Wine drinkers have healthier lifestyles

People who consume alcohol in moderation are healthier, yet the relationship between alcoholic beverage preference and health benefit or risk has not been extensively investigated. In a new study published in the American Journal of Clinical Nutrition, Barefoot et. al. surveyed alcoholic beverage preference in a large and homogeneous group of highly educated upper-income Americans and found that beverage choice has implications beyond the relative physiological benefits of alcohol. Wine drinking has consistently been associated with reductions in cardiovascular risk due to the presence of polyphenols in wine, but in the current study wine drinking was additionally correlated with healthier overall dietary and lifestyle choices. Conversely, the authors suggest that concurrent diet and lifestyle patterns may explain the higher rates of morbidity and mortality among nondrinkers.

The 2,864 men and 1,571 women participants, averaging 48 years old, were part of the University of North Carolina Alumni Heart Study, a long-term investigation of cardiovascular risk with a special emphasis on psychosocial variables. The study population was unique in that the subjects had a wide variety of alcoholic beverage preference (beer, wine, spirits, or no preference); and they were 99% Caucasian, affluent, highly educated, and from the same geographic region.

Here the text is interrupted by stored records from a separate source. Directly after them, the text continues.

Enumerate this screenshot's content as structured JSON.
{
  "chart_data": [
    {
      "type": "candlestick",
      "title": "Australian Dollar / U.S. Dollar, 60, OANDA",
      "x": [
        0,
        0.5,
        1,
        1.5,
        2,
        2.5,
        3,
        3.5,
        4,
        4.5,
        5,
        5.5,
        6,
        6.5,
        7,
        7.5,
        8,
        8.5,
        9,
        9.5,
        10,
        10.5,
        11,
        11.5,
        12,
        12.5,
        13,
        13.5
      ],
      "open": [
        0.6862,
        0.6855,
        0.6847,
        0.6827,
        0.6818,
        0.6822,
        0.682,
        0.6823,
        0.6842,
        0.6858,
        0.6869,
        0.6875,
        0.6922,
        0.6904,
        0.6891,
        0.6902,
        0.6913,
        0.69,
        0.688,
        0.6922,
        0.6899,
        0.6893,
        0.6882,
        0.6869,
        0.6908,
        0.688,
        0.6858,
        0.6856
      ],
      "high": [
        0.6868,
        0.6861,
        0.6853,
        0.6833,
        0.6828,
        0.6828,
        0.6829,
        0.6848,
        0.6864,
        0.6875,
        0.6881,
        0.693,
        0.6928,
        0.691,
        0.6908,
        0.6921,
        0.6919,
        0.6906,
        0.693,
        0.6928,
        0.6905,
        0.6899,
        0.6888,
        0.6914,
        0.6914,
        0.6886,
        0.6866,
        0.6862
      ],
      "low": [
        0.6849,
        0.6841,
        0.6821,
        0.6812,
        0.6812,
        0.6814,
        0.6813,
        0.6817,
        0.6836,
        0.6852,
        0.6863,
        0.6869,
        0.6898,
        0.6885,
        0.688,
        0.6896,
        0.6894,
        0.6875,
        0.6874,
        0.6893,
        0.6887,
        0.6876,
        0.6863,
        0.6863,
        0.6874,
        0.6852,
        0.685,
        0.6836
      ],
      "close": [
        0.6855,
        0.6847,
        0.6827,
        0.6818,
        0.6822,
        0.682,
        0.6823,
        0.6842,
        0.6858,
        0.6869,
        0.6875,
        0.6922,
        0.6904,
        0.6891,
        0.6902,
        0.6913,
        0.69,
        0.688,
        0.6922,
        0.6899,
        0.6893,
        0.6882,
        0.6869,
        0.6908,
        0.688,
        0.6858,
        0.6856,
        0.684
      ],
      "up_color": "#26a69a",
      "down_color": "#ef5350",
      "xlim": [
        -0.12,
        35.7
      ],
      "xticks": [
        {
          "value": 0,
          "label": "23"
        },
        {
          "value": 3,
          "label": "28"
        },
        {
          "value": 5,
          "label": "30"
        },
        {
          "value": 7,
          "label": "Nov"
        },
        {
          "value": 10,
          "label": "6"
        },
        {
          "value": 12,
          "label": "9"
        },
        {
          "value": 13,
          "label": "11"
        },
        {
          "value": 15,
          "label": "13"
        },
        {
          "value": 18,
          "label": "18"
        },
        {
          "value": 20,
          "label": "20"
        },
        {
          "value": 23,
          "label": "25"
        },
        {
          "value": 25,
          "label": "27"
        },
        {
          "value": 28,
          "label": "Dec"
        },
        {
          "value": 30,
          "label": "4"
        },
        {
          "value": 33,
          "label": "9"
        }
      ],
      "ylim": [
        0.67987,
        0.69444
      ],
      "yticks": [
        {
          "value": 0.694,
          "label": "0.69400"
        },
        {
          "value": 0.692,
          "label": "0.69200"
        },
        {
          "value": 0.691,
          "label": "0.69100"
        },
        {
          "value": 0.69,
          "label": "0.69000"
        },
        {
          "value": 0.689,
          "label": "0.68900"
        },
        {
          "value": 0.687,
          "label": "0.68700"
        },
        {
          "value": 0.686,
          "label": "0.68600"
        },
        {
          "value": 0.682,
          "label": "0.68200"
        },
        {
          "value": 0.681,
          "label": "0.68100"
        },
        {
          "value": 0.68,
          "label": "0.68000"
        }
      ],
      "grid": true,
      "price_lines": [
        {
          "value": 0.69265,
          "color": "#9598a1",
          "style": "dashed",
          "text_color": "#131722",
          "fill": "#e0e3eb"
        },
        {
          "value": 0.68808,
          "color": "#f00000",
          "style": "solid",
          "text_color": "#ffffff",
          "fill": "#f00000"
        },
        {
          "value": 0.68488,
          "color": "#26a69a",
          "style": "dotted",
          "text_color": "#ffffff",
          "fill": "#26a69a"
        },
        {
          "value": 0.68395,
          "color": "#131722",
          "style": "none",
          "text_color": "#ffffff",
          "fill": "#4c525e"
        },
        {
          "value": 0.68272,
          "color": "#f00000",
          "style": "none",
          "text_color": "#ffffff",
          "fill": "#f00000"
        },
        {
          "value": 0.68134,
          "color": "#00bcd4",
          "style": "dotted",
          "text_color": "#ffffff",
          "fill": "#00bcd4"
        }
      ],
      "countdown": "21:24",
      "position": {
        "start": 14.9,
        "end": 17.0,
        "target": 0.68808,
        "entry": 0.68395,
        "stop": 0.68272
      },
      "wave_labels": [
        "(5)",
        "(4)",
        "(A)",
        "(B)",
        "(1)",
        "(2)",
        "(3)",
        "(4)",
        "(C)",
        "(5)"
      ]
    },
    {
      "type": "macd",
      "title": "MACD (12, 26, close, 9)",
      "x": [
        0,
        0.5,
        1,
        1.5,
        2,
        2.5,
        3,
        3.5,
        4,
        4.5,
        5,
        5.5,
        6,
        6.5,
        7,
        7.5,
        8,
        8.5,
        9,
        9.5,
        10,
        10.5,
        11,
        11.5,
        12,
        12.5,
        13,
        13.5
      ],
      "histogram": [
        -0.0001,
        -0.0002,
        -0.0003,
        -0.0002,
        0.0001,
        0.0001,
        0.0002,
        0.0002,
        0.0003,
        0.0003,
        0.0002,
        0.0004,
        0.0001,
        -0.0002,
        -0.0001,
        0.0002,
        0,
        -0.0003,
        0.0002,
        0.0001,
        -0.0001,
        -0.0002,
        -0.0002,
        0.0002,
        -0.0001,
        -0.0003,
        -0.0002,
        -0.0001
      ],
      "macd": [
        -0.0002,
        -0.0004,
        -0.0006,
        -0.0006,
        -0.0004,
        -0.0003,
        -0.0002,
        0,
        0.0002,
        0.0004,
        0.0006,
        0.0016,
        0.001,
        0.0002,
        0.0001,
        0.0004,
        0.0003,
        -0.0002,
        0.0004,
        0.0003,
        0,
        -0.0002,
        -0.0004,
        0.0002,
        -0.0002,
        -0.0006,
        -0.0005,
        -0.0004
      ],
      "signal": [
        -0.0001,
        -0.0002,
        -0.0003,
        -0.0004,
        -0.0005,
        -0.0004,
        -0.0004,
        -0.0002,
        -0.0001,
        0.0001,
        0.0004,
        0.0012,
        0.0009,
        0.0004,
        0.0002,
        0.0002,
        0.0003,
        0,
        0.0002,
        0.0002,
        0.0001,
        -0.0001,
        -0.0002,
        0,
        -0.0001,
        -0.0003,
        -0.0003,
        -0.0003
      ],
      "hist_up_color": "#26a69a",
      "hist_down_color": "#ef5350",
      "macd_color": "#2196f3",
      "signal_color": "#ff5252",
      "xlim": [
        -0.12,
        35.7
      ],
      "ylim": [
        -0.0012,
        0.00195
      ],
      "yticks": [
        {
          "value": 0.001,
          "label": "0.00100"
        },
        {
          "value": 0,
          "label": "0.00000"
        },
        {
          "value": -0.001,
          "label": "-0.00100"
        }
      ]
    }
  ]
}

Health and lifestyle differences were greatest between participants who preferred wine and those who preferred other alcoholic beverages or were abstainers. Women reported healthier dietary habits than men, regardless of alcoholic beverage choice. Men and women who preferred wine consistently consumed less saturated fat and cholesterol, smoked less, and exercised more than those who preferred beer, spirits, or had no preference. Abstainers, who made up 20% of the subjects, have been shown in previous studies to have higher disease and death rates than moderate drinkers. Negative health and lifestyle factors among the abstaining subjects, including lower intake of fruits and vegetables and higher rates of smoking and red meat consumption, may explain why non-drinkers have poorer health than drinkers.

An implication of the study is that the benefits of wine drinking may not be merely physiological; preferring wine as an alcoholic beverage may be part of an overall pattern that leads to better health. The authors suggest that future research might focus on dietary and lifestyle differences between those who drink and those who abstain, as well as on the relative health advantages of alcoholic beverage choices.